Jak się okazuje dzielenie się, nawet jedzeniem, nie jest tu najlepszym pomysłem. Lalibela, pomimo swojego małego rozmiaru, jest nastawiona na turystykę i dzieląc się nawet tak drobną rzeczą jak herbatniki, można być pewnym, że za nie dłużej niż kilka minut otoczy nas grupka dzieci proszących o więcej.
Po półgodzinnym marszu pod górę docieramy do hotelu, a przede mną rozpościera się jeden z najpiękniejszych widoków, jakich udało mi się w życiu doświadczyć. Bajecznie piękne wzgórza. Bezkresne. Malowane wszystkimi odcieniami zieleni i brązu, a pomiędzy nimi dolina. Jeszcze nie w pełni zielona, jednak jej suchymi meandrami powoli zaczyna płynąć już woda.
Kultura kawy i kwaśnego naleśnika
Rankiem budzi mnie M. przynosząc filiżankę świeżo zmielonej kawy, wypełniającej swoim aromatem każdy zakamarek pokoju. Etiopia na całym świecie słynie z niezwyklej smacznej i świetnej jakościowo kawy. To najpopularniejszy napój i jednocześnie jeden z głównych produktów eksportowych tego kraju. Takie etiopskie złoto – ceniona ponad wszystko.

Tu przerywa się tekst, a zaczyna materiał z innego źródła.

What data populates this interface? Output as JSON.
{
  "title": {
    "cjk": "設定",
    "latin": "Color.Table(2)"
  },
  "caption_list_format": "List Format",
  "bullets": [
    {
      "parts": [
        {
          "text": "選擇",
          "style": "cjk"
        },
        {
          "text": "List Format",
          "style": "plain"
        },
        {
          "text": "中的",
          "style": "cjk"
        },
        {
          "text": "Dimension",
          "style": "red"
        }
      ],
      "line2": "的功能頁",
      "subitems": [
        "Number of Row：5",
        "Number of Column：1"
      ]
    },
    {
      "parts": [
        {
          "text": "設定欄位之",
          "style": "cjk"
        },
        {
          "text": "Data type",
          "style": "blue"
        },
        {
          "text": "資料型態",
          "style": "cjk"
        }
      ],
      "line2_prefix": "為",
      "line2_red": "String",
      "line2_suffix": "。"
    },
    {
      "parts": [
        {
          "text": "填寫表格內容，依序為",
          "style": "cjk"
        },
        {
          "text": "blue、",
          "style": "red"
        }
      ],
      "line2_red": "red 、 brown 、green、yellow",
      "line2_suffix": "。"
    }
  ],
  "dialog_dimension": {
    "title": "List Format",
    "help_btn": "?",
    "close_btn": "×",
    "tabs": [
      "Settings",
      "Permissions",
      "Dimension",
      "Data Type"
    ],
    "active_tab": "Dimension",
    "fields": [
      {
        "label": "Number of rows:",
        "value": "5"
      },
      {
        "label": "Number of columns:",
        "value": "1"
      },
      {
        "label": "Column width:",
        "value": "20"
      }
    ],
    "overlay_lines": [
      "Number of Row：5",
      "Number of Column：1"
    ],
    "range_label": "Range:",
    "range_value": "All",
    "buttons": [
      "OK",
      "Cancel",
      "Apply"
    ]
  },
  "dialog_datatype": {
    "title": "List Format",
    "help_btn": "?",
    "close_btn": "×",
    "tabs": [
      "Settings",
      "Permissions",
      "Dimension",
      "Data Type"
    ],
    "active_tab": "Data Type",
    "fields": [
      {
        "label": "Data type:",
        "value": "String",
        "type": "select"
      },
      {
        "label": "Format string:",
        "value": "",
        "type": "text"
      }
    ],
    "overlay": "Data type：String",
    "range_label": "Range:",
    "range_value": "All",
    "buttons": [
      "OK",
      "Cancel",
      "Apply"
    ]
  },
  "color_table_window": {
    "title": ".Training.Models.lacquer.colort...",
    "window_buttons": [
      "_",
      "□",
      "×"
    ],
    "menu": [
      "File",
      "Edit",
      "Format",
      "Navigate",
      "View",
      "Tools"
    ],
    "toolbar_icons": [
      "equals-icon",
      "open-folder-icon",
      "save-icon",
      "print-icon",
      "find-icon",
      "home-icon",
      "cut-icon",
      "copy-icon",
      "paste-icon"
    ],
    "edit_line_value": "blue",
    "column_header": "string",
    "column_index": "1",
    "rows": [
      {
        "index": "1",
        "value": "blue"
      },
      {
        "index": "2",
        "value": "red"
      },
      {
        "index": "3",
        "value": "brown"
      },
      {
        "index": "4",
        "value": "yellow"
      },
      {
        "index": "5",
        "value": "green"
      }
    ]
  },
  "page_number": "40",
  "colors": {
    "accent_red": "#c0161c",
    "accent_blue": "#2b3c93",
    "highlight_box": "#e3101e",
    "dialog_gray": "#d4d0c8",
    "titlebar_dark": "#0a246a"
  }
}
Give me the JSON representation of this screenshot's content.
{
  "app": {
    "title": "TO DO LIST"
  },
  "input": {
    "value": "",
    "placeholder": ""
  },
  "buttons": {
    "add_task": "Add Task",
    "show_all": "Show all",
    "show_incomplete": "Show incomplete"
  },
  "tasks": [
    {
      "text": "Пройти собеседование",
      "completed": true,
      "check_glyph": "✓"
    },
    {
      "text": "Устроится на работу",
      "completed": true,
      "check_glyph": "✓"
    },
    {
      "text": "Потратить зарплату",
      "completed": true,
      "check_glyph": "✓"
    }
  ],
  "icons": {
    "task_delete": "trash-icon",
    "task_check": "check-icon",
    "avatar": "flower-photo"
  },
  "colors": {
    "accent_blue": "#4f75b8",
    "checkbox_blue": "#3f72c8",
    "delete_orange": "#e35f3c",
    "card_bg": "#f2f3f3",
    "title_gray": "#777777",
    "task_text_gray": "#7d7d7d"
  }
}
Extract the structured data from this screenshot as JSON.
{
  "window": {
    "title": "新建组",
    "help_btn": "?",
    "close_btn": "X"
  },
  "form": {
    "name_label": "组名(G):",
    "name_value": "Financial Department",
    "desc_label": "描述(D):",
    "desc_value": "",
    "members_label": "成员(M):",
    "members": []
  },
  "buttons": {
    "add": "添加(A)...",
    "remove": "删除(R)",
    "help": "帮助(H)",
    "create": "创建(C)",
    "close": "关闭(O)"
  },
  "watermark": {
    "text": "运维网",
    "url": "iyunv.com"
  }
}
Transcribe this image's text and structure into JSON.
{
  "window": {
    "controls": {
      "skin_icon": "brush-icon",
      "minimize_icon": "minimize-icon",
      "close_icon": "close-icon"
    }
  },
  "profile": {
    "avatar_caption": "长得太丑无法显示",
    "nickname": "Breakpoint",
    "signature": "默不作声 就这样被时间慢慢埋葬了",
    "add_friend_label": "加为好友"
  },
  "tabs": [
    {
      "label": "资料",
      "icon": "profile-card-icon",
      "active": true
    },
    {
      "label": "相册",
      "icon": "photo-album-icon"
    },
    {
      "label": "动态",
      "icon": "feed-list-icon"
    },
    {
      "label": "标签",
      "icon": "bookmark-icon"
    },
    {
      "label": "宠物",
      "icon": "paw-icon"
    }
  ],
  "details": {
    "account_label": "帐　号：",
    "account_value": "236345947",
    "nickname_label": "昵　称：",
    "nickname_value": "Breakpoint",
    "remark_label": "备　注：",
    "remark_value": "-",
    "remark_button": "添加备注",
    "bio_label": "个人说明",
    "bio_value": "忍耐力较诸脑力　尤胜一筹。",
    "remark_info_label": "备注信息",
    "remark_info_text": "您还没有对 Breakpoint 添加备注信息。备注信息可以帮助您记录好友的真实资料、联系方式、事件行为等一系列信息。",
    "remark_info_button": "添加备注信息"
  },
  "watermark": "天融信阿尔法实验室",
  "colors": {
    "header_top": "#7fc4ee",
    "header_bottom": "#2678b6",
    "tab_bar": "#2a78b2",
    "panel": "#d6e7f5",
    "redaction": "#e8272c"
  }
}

Nie wiadomo dokładnie kiedy ten aromatyczny trunek zyskał tak ogromną popularność wśród lokalnych społeczności, jednak wiadome jest, że w formie nieprzetworzonej kawa porasta tamtejsze wzgórza już od ponad 2000 lat. Pierwotnie występowała ona w dwóch regionach – Buno i Keffa - od których, jak łatwo się domyślić, pochodzą współcześnie używane nazwy – kawa, coffee czy buna (po amharsku).
Swoją poranną filiżankę tego czarnego napoju wypijam z widokiem na pobliską dolinę oraz jej mieszkańców, którzy od wczesnych godzin porannych pracują przy uprawach i szykują ziemię do nadchodzących deszczy. Pracy jest dużo, jednak oni wciąż mają czas, aby zaprosić mnie i M. na porcję indżery.
Indżera (injera)to lokalny przysmak w postaci ogromnego kwaśnego naleśnika o konsystencji gąbki serwowanego z wieloma kolorowymi sosami. Zjadamy ją, wypijamy kolejną kawę i żegnamy się z gospodarzami.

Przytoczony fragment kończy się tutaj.